Se desenharmos duas linhas rectas entre a costa atlântica e a costa mediterrânica do sul de França, vamos encontrar essas duas filas de estrelas ao longo do paralelo 42. Assim, partindo da costa mediterrânica em direcção a oeste, que é o sentido do Caminho, na latitude 42º 30´ vamos encontrar “Pic Estelle” (Pico da Estrela), depois “Puig de l´ Estelle” (Monte da Estrela) e, mais a oeste encontramos o “Puig de Tres Estelles”. Continuando para oeste encontramos mais algumas povoações cujos nomes estão relacionados com as estrelas. Esta linha termina perto de Pontevedra, na ilha de La Toja.

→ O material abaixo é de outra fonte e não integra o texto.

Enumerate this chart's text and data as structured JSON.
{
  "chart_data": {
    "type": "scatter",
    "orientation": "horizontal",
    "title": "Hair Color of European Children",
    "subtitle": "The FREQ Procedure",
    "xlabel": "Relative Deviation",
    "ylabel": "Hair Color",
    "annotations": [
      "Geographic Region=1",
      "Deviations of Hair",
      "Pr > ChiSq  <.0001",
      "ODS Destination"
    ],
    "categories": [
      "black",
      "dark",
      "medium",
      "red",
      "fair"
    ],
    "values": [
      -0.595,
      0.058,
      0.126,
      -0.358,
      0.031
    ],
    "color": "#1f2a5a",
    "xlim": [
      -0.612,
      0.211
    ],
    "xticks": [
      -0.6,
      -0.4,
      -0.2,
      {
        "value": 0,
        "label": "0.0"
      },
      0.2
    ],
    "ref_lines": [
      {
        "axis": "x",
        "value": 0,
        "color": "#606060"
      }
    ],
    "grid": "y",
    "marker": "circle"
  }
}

Um pouco mais a norte, numa latitude de 42º 46´ encontramos outra fila de estrelas. Começando no leste temos “Les Eteilles”, a seguir vem “Estillon”, depois “Lizarra”, Lizarraga, todos nomes que significam uma relação com as estrelas. Esta linha passa um pouco a sul de Compostela, mas passa sobre o Pico Sacro e vai terminar em Noya.
Desconhecemos a antiguidade destas povoações, mas acreditamos que sejam mais antigas que o cristianismo, pois alguns dos nomes, como Lizarra, são em língua basca. Se não eram originalmente povoações, eram pelo menos marcos de um caminho demarcado com toda a precisão por uma ciência antiga da qual nos sobraram alguns testemunhos.
Como veremos em próximos capítulos, existe uma relação entre o Caminho de Compostela e o Antigo Egipto onde, principalmente aqui, se encontra a expressão maior desse conhecimento antigo: a Grande Pirâmide. Para além das especulações e das várias teorias sobre a sua construção, alguns dados são simplesmente fantásticos: está situada num meridiano que atravessa o maior número de terras e menor número de mares, o que pressupõe um excelente conhecimento geográfico; o côvado, que talvez tenha sido a medida usada para a sua construção, é a décima milionésima parte do raio de Terra no pólo; a sua altura corresponde à bilionésima parte da distância média da Terra ao Sol.
A hipótese das linhas do Caminho de Compostela serem obra do acaso não pode ser considerada. Não é possível que essas povoações tenham nascido exactamente ao longo do mesmo paralelo por acaso ou coincidência. Então, essas linhas terão sido traçadas em tempos remotos com determinada finalidade. Qual?
Juan G. Atienza, no seu livro sobre Compostela “La Ruta Sagrada” diz o seguinte:
“O Caminho constitui um itinerário sagrado em direcção a mitos que nos dão conta de um arcaico centro do mundo, onde se encontravam supostamente implantadas chaves fundamentais do conhecimento transcendente.”